Maintenant j'hésite entre xcode 4 et Xcode 3 pour apprendre étant donné la sortie prochaine, quels sont vos avis sur ce sujet ?
Dois je perdre mon temps avec xcode 3, alors qu'il va tomber en désuétude ?
D'autre part j'ai préféré acheté des livres en anglais, dont le sortie sont de cette année, c'est surement plus simple que d&#8217;hypothétique traduction. 
C'est aussi moins chère en américain.
http://www.amazon.com/gp/product/1934356301
http://www.amazon.com/gp/product/0470918020
http://www.amazon.com/gp/product/0071759085
Merci


----------



## Nyx0uf (20 Mai 2011)

Les codes dans le livres ne sont pas obsolètes, y a juste l'interface du soft qui change, c'est pas la mort, tu chercheras un peu et voilà.
Si tu bloques déjà sur ça, autant oublier la prog de suite.


----------



## Rez2a (21 Mai 2011)

Nyx0uf a dit:


> Les codes dans le livres ne sont pas obsolètes, y a juste l'interface du soft qui change, c'est pas la mort, tu chercheras un peu et voilà.
> Si tu bloques déjà sur ça, autant oublier la prog de suite.



Assez d'accord avec ça, si tu fais pas l'effort d'aller voir dans l'onglet d'à côté pour voir si ce dont il parle dans le bouquin ne s'y trouve pas, c'est pas la peine, sinon dis-toi que tu serais déjà mort pendant la transition Xcode 3 -> Xcode 4.

Pour ta question, je serais d'avis de te conseiller de te mettre à Xcode 4 vu que tu n'as pas encore d'habitude avec le 3, mais si tu n'y connais vraiment rien il serait peut-être mieux d'attendre la sortie d'un bouquin de dév consacré à Xcode 4, même si ça risque de tarder un peu.


----------



## Céroce (21 Mai 2011)

artotal a dit:


> Maintenant j'hésite entre xcode 4 et Xcode 3 pour apprendre étant donné la sortie prochaine, quels sont vos avis sur ce sujet ?
> Dois je perdre mon temps avec xcode 3, alors qu'il va tomber en désuétude ?



Xcode 4 est déjà sorti. 
Les différences entre la version 3 et la version 4 sont très marquées, à commencer par l'intégration d'Interface Builder dans Xcode.
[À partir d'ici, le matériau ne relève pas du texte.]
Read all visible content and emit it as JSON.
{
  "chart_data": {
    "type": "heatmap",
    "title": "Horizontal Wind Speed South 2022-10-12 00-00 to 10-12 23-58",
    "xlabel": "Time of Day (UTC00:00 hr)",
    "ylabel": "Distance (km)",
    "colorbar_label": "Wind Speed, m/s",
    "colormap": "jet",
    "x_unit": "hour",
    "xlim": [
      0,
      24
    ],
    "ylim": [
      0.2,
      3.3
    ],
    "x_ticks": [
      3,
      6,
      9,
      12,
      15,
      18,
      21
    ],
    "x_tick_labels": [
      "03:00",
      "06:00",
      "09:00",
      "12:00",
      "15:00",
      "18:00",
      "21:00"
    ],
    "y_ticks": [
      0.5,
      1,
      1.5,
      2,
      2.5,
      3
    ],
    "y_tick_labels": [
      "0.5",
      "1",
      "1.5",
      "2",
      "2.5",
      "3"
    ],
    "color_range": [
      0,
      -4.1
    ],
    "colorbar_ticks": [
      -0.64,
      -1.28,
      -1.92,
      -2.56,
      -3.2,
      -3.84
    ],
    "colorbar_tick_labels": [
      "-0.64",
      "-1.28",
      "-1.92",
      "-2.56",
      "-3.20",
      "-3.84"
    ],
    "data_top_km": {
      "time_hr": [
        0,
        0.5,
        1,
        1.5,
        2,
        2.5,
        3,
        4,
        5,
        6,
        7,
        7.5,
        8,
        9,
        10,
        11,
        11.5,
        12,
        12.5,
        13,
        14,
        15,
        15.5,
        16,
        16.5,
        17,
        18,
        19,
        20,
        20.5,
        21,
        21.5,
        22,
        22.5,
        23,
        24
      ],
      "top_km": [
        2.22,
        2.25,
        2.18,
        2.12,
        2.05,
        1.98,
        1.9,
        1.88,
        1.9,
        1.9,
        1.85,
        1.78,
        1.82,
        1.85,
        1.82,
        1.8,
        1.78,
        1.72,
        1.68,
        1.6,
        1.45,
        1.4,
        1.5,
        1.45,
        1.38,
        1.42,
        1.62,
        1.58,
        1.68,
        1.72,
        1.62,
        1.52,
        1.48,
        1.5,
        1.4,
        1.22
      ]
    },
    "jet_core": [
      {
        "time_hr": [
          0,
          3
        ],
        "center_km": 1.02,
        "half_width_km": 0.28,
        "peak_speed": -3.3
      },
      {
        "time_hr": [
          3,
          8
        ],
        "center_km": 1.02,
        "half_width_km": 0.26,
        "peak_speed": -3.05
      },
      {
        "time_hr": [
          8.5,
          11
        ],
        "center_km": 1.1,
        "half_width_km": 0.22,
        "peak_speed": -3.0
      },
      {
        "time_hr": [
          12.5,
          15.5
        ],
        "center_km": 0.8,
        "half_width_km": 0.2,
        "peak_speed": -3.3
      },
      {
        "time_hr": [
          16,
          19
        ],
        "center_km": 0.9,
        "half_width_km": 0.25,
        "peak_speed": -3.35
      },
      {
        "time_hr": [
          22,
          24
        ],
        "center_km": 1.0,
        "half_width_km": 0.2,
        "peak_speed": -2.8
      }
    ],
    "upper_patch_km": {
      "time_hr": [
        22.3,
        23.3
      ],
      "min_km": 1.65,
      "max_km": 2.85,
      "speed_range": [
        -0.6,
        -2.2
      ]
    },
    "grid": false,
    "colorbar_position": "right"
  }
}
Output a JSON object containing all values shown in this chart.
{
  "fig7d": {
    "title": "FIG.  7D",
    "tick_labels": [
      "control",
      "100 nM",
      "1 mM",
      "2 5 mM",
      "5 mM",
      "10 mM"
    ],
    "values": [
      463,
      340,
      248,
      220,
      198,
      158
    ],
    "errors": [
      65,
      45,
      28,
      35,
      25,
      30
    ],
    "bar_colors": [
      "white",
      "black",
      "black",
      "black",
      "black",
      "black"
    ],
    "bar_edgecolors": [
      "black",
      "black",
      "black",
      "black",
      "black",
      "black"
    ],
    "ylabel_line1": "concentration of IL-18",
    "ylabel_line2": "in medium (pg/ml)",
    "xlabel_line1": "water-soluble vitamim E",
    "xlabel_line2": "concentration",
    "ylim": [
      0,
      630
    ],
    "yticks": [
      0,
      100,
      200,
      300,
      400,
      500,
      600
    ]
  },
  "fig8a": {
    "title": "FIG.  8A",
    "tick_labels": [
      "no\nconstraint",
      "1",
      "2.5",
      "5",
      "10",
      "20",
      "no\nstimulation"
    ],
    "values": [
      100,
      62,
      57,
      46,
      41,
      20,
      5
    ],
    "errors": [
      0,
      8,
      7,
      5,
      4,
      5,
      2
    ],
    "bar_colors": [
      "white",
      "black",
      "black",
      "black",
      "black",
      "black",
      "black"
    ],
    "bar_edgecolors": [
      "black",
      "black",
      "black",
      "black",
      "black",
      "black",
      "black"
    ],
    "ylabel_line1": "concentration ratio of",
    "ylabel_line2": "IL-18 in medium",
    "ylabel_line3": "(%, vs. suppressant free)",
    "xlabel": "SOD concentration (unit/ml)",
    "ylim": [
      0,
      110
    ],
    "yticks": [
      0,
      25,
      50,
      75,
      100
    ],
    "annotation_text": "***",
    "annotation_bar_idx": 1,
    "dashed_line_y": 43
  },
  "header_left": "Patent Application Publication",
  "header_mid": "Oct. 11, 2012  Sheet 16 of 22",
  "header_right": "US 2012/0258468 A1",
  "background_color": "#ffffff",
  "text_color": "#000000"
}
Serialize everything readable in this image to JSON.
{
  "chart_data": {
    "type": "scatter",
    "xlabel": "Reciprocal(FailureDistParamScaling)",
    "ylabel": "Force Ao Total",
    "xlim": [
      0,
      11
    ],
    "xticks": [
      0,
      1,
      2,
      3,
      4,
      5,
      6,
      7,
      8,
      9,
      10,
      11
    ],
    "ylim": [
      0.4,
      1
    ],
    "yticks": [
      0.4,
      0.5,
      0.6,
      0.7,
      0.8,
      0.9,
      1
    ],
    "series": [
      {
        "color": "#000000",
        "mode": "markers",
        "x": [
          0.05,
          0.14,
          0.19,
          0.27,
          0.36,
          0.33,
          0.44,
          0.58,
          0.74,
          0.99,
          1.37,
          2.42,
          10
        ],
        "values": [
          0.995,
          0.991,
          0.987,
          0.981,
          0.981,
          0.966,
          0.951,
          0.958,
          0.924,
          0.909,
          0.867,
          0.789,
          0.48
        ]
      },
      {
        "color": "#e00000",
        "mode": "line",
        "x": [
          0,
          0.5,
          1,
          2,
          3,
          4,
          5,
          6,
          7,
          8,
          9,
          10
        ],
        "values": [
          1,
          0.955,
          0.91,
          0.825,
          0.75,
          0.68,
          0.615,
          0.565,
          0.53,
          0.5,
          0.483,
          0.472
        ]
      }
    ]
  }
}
Je te conseillerais donc de rester sur Xcode 3 tant que tu suis le livre, et de passer à Xcode 4 dès que tu te débrouilles un peu.


----------



## artotal (22 Mai 2011)

xcode 4 en anglais les livres sont super et moins chère comme je vis aux USA je ne vais pas me privé, j'ajouterai que la qualité des traductions est assez mauvaise dans sont ensemble.


----------